Golden Beetle is offering a Passover menu in conjunction with the Jewish

Golden Beetle is offering a Passover menu in conjunction with the Jewish holiday which starts Monday at sundown, serving up courses which reflect elements the ceremonial Seder plate. But on most Seder plates, there’s space for six items. Why, on Maria Hines’ menu, are there only five courses?

Chef Ariel Fishman-Larsh – who taught the holiday’s culinary traditions to Hines in the process of developing the prix-fixe dinner – skipped the hazeret, as many Passover celebrants do. Scholars consider the second bitter herb optional, and the hazeret saucer on certain Seder plates frequently confounds hosts who aren’t familiar with the tradition of making room for romaine lettuce, watercress or endive.

“I usually put romaine,” says kosher cookbook author Norene Gilletz. “I always have romaine, and I figured it would work.”

The better-known symbols on the plate are maror, or freshly grated horseradish, which represents the bitterness of slavery; greens and an egg, which stand for springtime; a shank bone, which serves as a reminder of the ancient tradition of animal sacrifice and charoset, an apple-and-wine mixture which is supposed to recall the mortar Jewish slaves used to lay bricks.

Hazeret is also meant to signify hardship.

“It’s just another bitter herb,” Giletz explains. “I think they’re just trying to make sure you know it was difficult.”

In recent years, Jews have updated their Seder plates with olives, to illustrate their hopes for Israeli-Arab peace, and oranges, to indicate solidarity with marginalized communities. But no significant new traditions have sprung up around the hazeret custom: According to Giletz, it’s not unusual for perplexed Passover celebrants to fill the designated hazeret saucer with extra horseradish.

For very observant Jews, the practice of using lettuce or another fresh vegetable can pose problems. “Romaine is a whole deal with the Orthodox, I have to tell you,” Giletz says. That’s because little bugs such as aphids aren’t kosher. (Golden beetles are treyf too, but an eater’s unlikely to unknowingly ingest one.)

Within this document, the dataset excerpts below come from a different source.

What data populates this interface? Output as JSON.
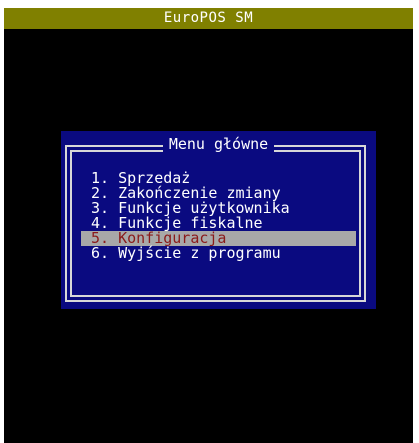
{
  "window": {
    "title": "EuroPOS SM"
  },
  "menu": {
    "title": "Menu główne",
    "selected_index": 4,
    "items": [
      {
        "label": "1. Sprzedaż"
      },
      {
        "label": "2. Zakończenie zmiany"
      },
      {
        "label": "3. Funkcje użytkownika"
      },
      {
        "label": "4. Funkcje fiskalne"
      },
      {
        "label": "5. Konfiguracja"
      },
      {
        "label": "6. Wyjście z programu"
      }
    ]
  },
  "colors": {
    "title_bar_bg": "#808000",
    "dialog_bg": "#0a0a80",
    "selection_bg": "#a8a8a8",
    "selection_text": "#8b1a1a",
    "screen_bg": "#000000"
  }
}
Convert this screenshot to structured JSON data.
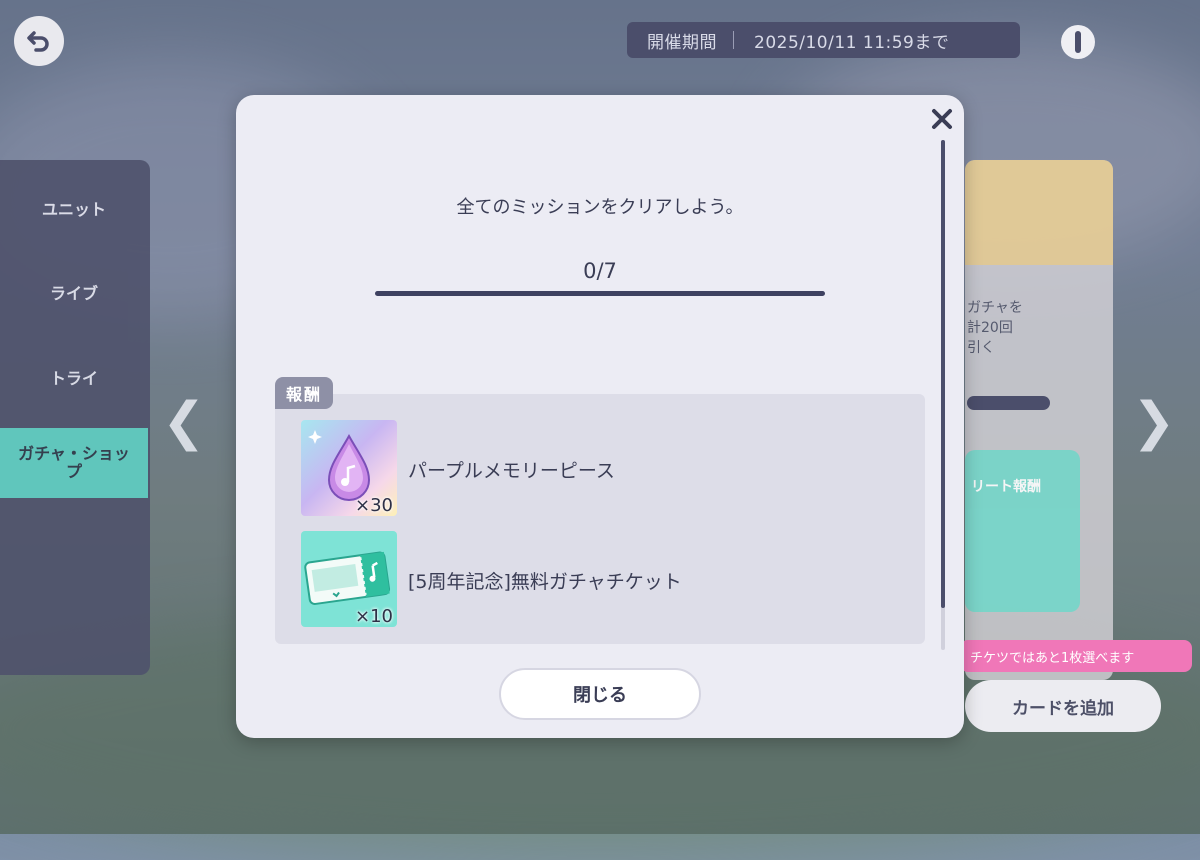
{
  "header": {
    "period_label": "開催期間",
    "period_value": "2025/10/11 11:59まで"
  },
  "sidebar": {
    "items": [
      {
        "label": "ユニット"
      },
      {
        "label": "ライブ"
      },
      {
        "label": "トライ"
      },
      {
        "label": "ガチャ・ショップ"
      }
    ]
  },
  "background_card": {
    "text_lines": [
      "ガチャを",
      "計20回",
      "引く"
    ],
    "banner_text": "リート報酬",
    "notice_text": "チケツではあと1枚選べます",
    "add_card_label": "カードを追加"
  },
  "modal": {
    "description": "全てのミッションをクリアしよう。",
    "progress_text": "0/7",
    "progress": {
      "current": 0,
      "total": 7
    },
    "reward_label": "報酬",
    "rewards": [
      {
        "name": "パープルメモリーピース",
        "quantity": "×30",
        "icon": "purple-memory-piece-icon"
      },
      {
        "name": "[5周年記念]無料ガチャチケット",
        "quantity": "×10",
        "icon": "gacha-ticket-icon"
      }
    ],
    "close_label": "閉じる"
  },
  "colors": {
    "accent": "#6fd7c9",
    "dark": "#4b4e6b",
    "modal_bg": "#ececf4"
  }
}
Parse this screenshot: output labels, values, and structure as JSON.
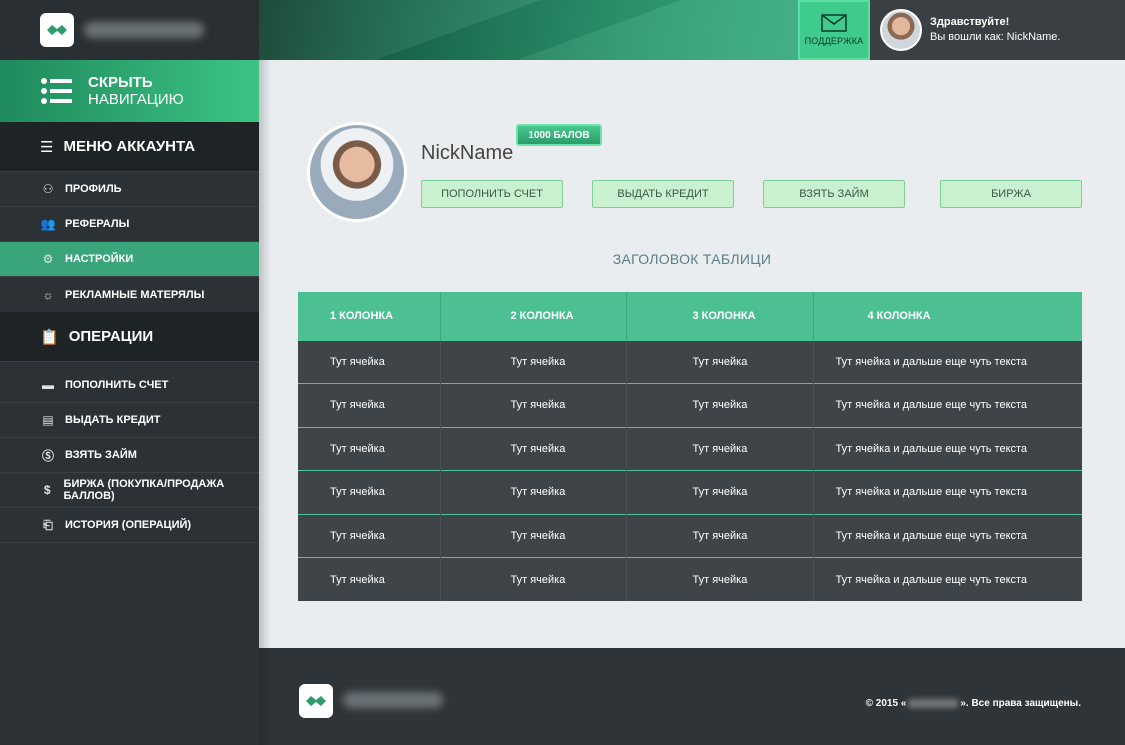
{
  "header": {
    "support_label": "ПОДДЕРЖКА",
    "greeting": "Здравствуйте!",
    "logged_in_as": "Вы вошли как: NickName.",
    "icons": {
      "logo": "handshake-icon",
      "support": "envelope-icon"
    }
  },
  "sidebar": {
    "hide_nav": {
      "line1": "СКРЫТЬ",
      "line2": "НАВИГАЦИЮ",
      "icon": "list-icon"
    },
    "account_menu": {
      "title": "МЕНЮ АККАУНТА",
      "items": [
        {
          "label": "ПРОФИЛЬ",
          "icon": "user-icon",
          "active": false
        },
        {
          "label": "РЕФЕРАЛЫ",
          "icon": "users-icon",
          "active": false
        },
        {
          "label": "НАСТРОЙКИ",
          "icon": "gear-icon",
          "active": true
        },
        {
          "label": "РЕКЛАМНЫЕ МАТЕРЯЛЫ",
          "icon": "lightbulb-icon",
          "active": false
        }
      ]
    },
    "operations": {
      "title": "ОПЕРАЦИИ",
      "items": [
        {
          "label": "ПОПОЛНИТЬ СЧЕТ",
          "icon": "card-icon"
        },
        {
          "label": "ВЫДАТЬ КРЕДИТ",
          "icon": "money-icon"
        },
        {
          "label": "ВЗЯТЬ ЗАЙМ",
          "icon": "dollar-coin-icon"
        },
        {
          "label": "БИРЖА (ПОКУПКА/ПРОДАЖА БАЛЛОВ)",
          "icon": "exchange-icon"
        },
        {
          "label": "ИСТОРИЯ (ОПЕРАЦИЙ)",
          "icon": "history-icon"
        }
      ]
    }
  },
  "profile": {
    "nickname": "NickName",
    "points_badge": "1000 БАЛОВ",
    "actions": [
      "ПОПОЛНИТЬ СЧЕТ",
      "ВЫДАТЬ КРЕДИТ",
      "ВЗЯТЬ ЗАЙМ",
      "БИРЖА"
    ]
  },
  "table": {
    "title": "ЗАГОЛОВОК ТАБЛИЦИ",
    "columns": [
      "1 КОЛОНКА",
      "2 КОЛОНКА",
      "3 КОЛОНКА",
      "4 КОЛОНКА"
    ],
    "rows": [
      [
        "Тут ячейка",
        "Тут ячейка",
        "Тут ячейка",
        "Тут ячейка и дальше еще чуть текста"
      ],
      [
        "Тут ячейка",
        "Тут ячейка",
        "Тут ячейка",
        "Тут ячейка и дальше еще чуть текста"
      ],
      [
        "Тут ячейка",
        "Тут ячейка",
        "Тут ячейка",
        "Тут ячейка и дальше еще чуть текста"
      ],
      [
        "Тут ячейка",
        "Тут ячейка",
        "Тут ячейка",
        "Тут ячейка и дальше еще чуть текста"
      ],
      [
        "Тут ячейка",
        "Тут ячейка",
        "Тут ячейка",
        "Тут ячейка и дальше еще чуть текста"
      ],
      [
        "Тут ячейка",
        "Тут ячейка",
        "Тут ячейка",
        "Тут ячейка и дальше еще чуть текста"
      ]
    ]
  },
  "footer": {
    "copyright_prefix": "© 2015 «",
    "copyright_suffix": "». Все права защищены."
  },
  "colors": {
    "accent": "#3aa57a",
    "header_green": "#4cbf93",
    "sidebar_bg": "#2b3034",
    "row_bg": "#3e4448",
    "button_bg": "#c9f0cf"
  }
}
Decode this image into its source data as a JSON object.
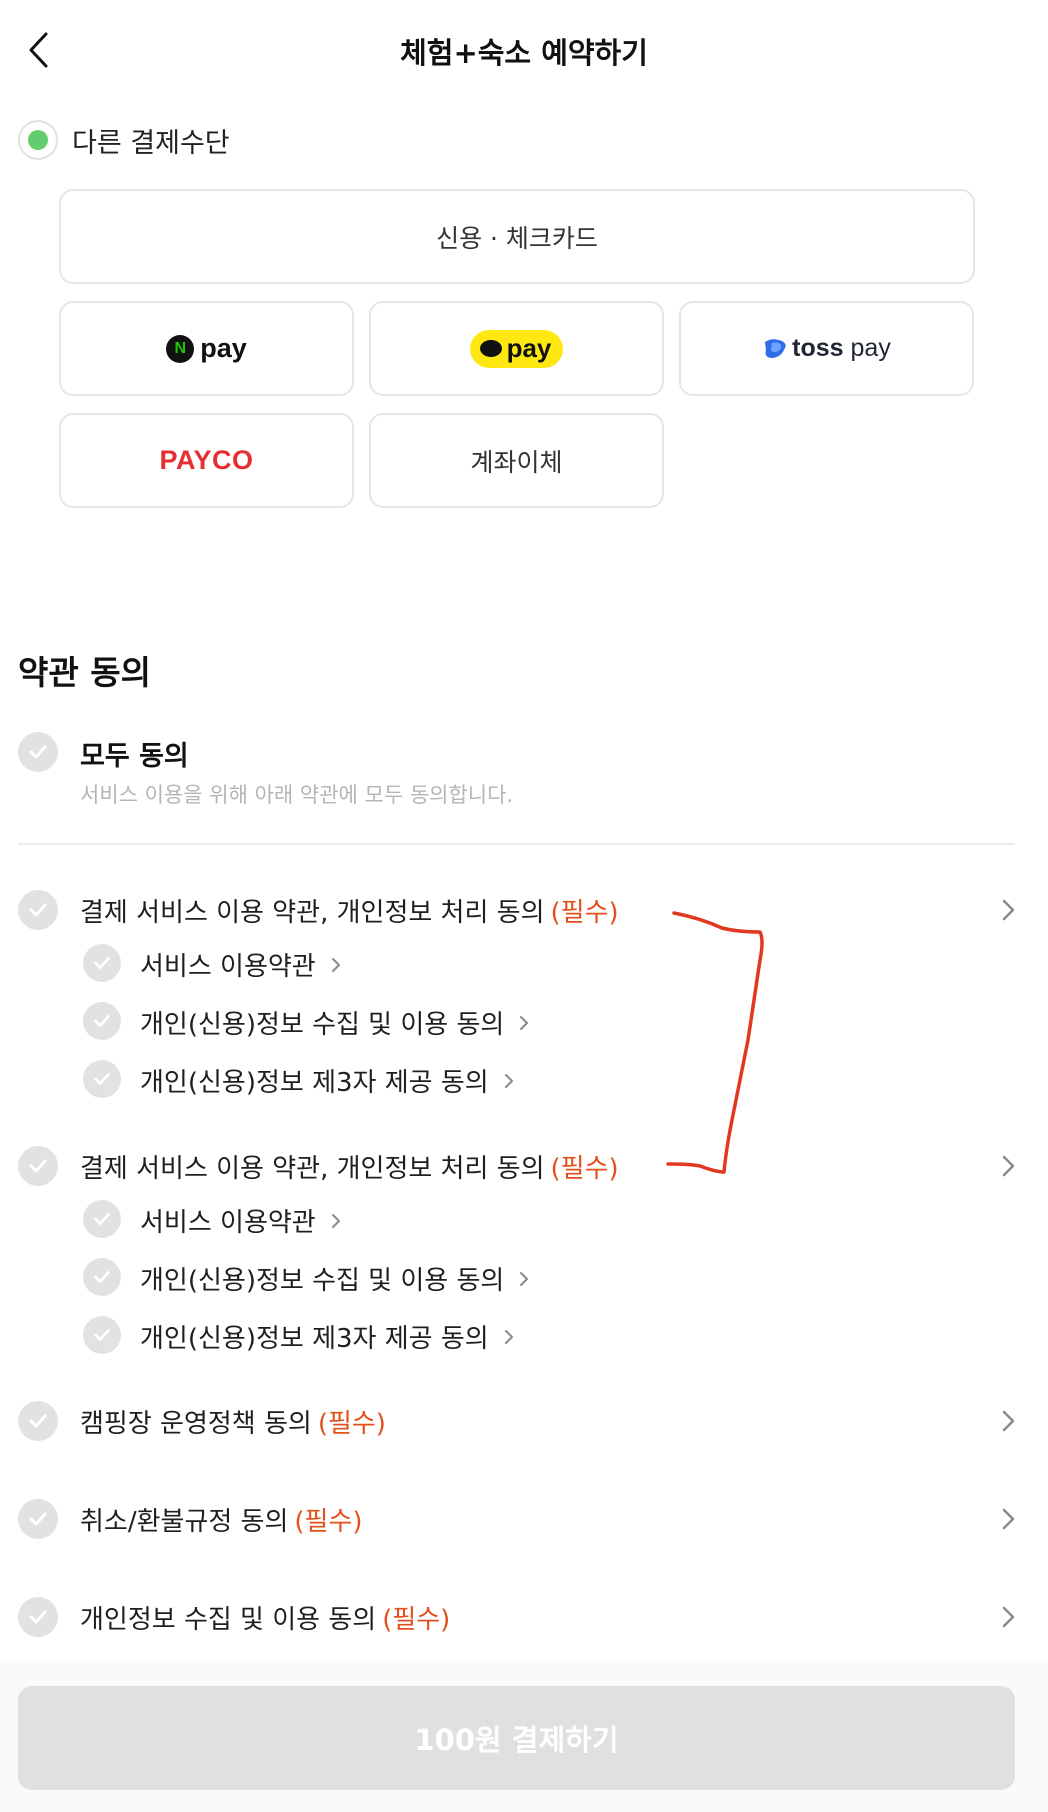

The $40 menu at Golden Beetle, available Mar. 25-Apr. 2, includes housemade matzoh with horseradish jam, braised mustard greens, a soft-boiled tea egg, a lamb kebab and charoset. If the restaurant wanted to add hazeret, Giletz suggests the matzoh course is the obvious insertion point.

“The easiest thing to do is maybe put lettuce on the maror, and then they’ve covered,” Giletz says. “They’ve doubled up the bitterness.”